The Vanderbilt study evaluated 59 athletes representing different sports—endurance and static insertional or sports that blended the two—who had recovered from COVID-19 and compared them with a healthy control group as well as a group of 60 athletic controls. All of the students underwent blood work, clinical exams, EKG, echocardiograms, and other cardiovascular screenings. All of the results were normal.

“Initially, we hoped that the standard screening tests for athletes would be definitive because we wanted something that was widely available and quick,” Clark says.

The researchers had planned to use CMR only if absolutely necessary. But because it has been well documented that COVID-19 may affect the heart, they decided to dig deeper. When they did, they found more scarring in healthy heart muscle than expected. The athletic control group without COVID-19 showed 24% scarring in the heart muscle, while those athletes who had recovered from COVID had a 27% scarring ratio. “So, it’s a very similar rate between the two groups,” Clark says.

It’s not uncommon for athletes to have athletic remodeling of their hearts. “There’s no definitive literature that tells us exactly what athletic remodeling is,” Clark says, but generally it is a group of molecular, cellular, and interstitial changes that manifest clinically as changes in size, mass, geometry, and function of the heart after injury. Athletes often have a small area of benign scarring due to athletic remodeling. He notes that myocarditis after COVID tends to be in a similar spot. The latter is rather important information because, if clinicians aren’t aware that this area of scarring is common in healthy athletes, they may attribute the scarring they see on MR to consequences of COVID, he says, “and they could restrict some athletes from competition.”

Society Guidelines
Last fall, the American Medical Society for Sports Medicine and the American College of Cardiology recommended that any athlete diagnosed with COVID be asymptomatic for at least 10 days before considering returning to exercise and that they undergo cardiac screening before resuming participation in sports. According to these groups, the screening should include a review of symptoms, physical exams, EKG, blood tests for damage of heart muscle cells, and/or an echocardiogram or ultrasound of the heart. If there are no signs of myocarditis, the societies recommend a gradual increase in exercise intensity over at least one week and monitoring for symptoms.

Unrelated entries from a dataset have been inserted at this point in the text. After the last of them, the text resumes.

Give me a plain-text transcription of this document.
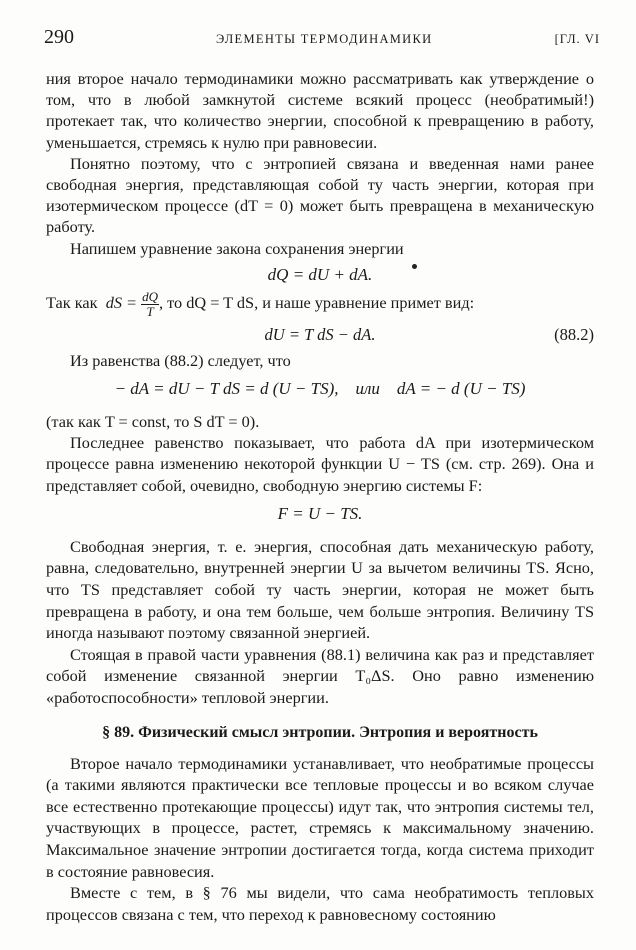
290	ЭЛЕМЕНТЫ ТЕРМОДИНАМИКИ	[ГЛ. VI

ния второе начало термодинамики можно рассматривать как утверждение о том, что в любой замкнутой системе всякий процесс (необратимый!) протекает так, что количество энергии, способной к превращению в работу, уменьшается, стремясь к нулю при равновесии.

Понятно поэтому, что с энтропией связана и введенная нами ранее свободная энергия, представляющая собой ту часть энергии, которая при изотермическом процессе (dT = 0) может быть превращена в механическую работу.

Напишем уравнение закона сохранения энергии

dQ = dU + dA.

Так как dS = $\frac{dQ}{T}$ , то dQ = T dS, и наше уравнение примет вид:

dU = T dS − dA.	(88.2)

Из равенства (88.2) следует, что

− dA = dU − T dS = d (U − TS),    или    dA = − d (U − TS)

(так как T = const, то S dT = 0).

Последнее равенство показывает, что работа dA при изотермическом процессе равна изменению некоторой функции U − TS (см. стр. 269). Она и представляет собой, очевидно, свободную энергию системы F:

F = U − TS.

Свободная энергия, т. е. энергия, способная дать механическую работу, равна, следовательно, внутренней энергии U за вычетом величины TS. Ясно, что TS представляет собой ту часть энергии, которая не может быть превращена в работу, и она тем больше, чем больше энтропия. Величину TS иногда называют поэтому связанной энергией.

Стоящая в правой части уравнения (88.1) величина как раз и представляет собой изменение связанной энергии T₀ΔS. Оно равно изменению «работоспособности» тепловой энергии.

§ 89. Физический смысл энтропии. Энтропия и вероятность

Второе начало термодинамики устанавливает, что необратимые процессы (а такими являются практически все тепловые процессы и во всяком случае все естественно протекающие процессы) идут так, что энтропия системы тел, участвующих в процессе, растет, стремясь к максимальному значению. Максимальное значение энтропии достигается тогда, когда система приходит в состояние равновесия.

Вместе с тем, в § 76 мы видели, что сама необратимость тепловых процессов связана с тем, что переход к равновесному состоянию
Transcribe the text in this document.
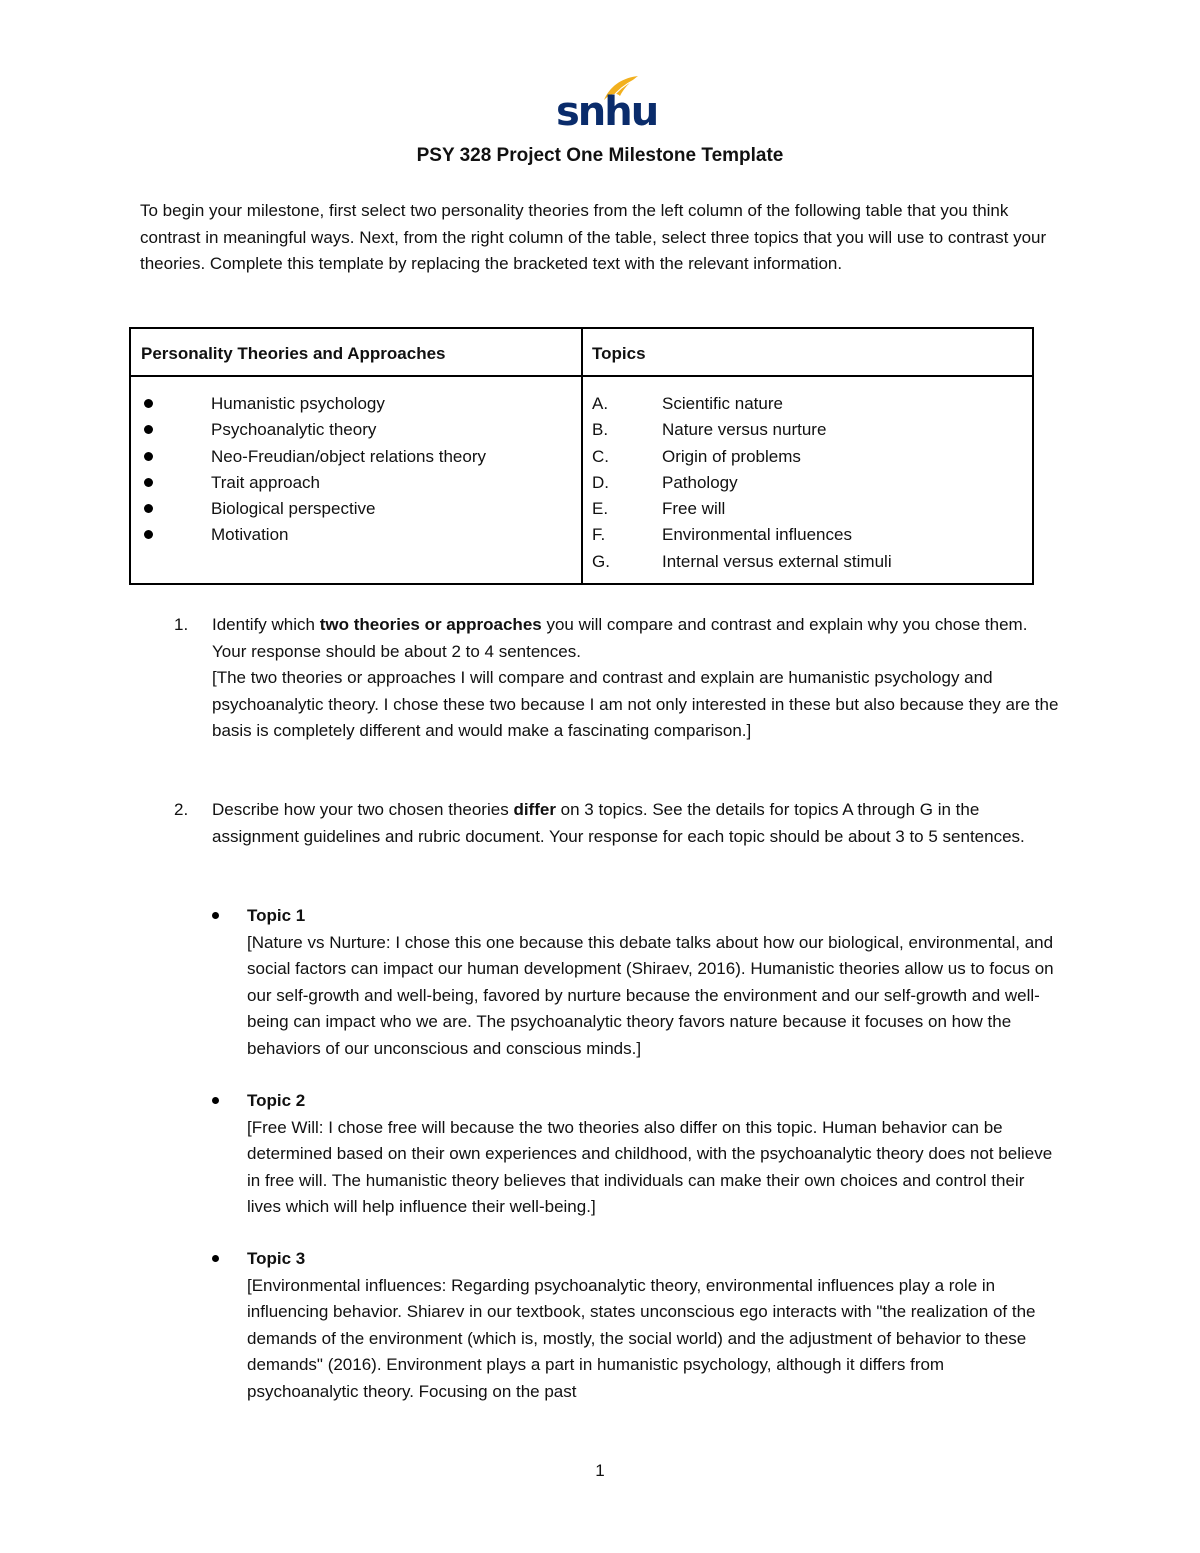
snhu
PSY 328 Project One Milestone Template
To begin your milestone, first select two personality theories from the left column of the following table that you think contrast in meaningful ways. Next, from the right column of the table, select three topics that you will use to contrast your theories. Complete this template by replacing the bracketed text with the relevant information.
Personality Theories and Approaches	Topics
Humanistic psychology
Psychoanalytic theory
Neo-Freudian/object relations theory
Trait approach
Biological perspective
Motivation
A.	Scientific nature
B.	Nature versus nurture
C.	Origin of problems
D.	Pathology
E.	Free will
F.	Environmental influences
G.	Internal versus external stimuli
1. Identify which two theories or approaches you will compare and contrast and explain why you chose them. Your response should be about 2 to 4 sentences.
[The two theories or approaches I will compare and contrast and explain are humanistic psychology and psychoanalytic theory. I chose these two because I am not only interested in these but also because they are the basis is completely different and would make a fascinating comparison.]
2. Describe how your two chosen theories differ on 3 topics. See the details for topics A through G in the assignment guidelines and rubric document. Your response for each topic should be about 3 to 5 sentences.
Topic 1
[Nature vs Nurture: I chose this one because this debate talks about how our biological, environmental, and social factors can impact our human development (Shiraev, 2016). Humanistic theories allow us to focus on our self-growth and well-being, favored by nurture because the environment and our self-growth and well-being can impact who we are. The psychoanalytic theory favors nature because it focuses on how the behaviors of our unconscious and conscious minds.]
Topic 2
[Free Will: I chose free will because the two theories also differ on this topic. Human behavior can be determined based on their own experiences and childhood, with the psychoanalytic theory does not believe in free will. The humanistic theory believes that individuals can make their own choices and control their lives which will help influence their well-being.]
Topic 3
[Environmental influences: Regarding psychoanalytic theory, environmental influences play a role in influencing behavior. Shiarev in our textbook, states unconscious ego interacts with "the realization of the demands of the environment (which is, mostly, the social world) and the adjustment of behavior to these demands" (2016). Environment plays a part in humanistic psychology, although it differs from psychoanalytic theory. Focusing on the past
1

Symptoms of myocarditis are chest tightness, exercise intolerance, and shortness of breath. The societies recommended CMR only if the suggested screenings show positive findings. Clark believes they did not recommend CMR because of the cost and availability of the imaging exam. If Vanderbilt had strictly followed these recommendations, he notes, “we would have missed the myocarditis in the few recovering athletes where we found it.”

What should other schools do about screening their athletes for myocarditis after COVID, before allowing them to return to play? Vanderbilt is continuing to screen all of its athletes with CMR, but, Clark says, “Hopefully, our next paper will shed some more light on that discussion.”

Do the athletes’ chances for developing myocarditis change if their COVID is mild or severe? Do CMR screening recommendations change with the severity of the disease? Clark says those are some of the questions the researchers are planning to study.

“In our initial study,” he says, “we didn’t have a large enough sample size to really explore that specific topic, but, with our larger group, that’s what we’re hoping to do. We want to answer the question: How much do symptoms predict whether there is cardiovascular sequelae of COVID-19? The short answer is, no one really knows yet.”

— Beth W. Orenstein, of Northampton, Pennsylvania, is a freelance medical writer and regular contributor to Radiology Today.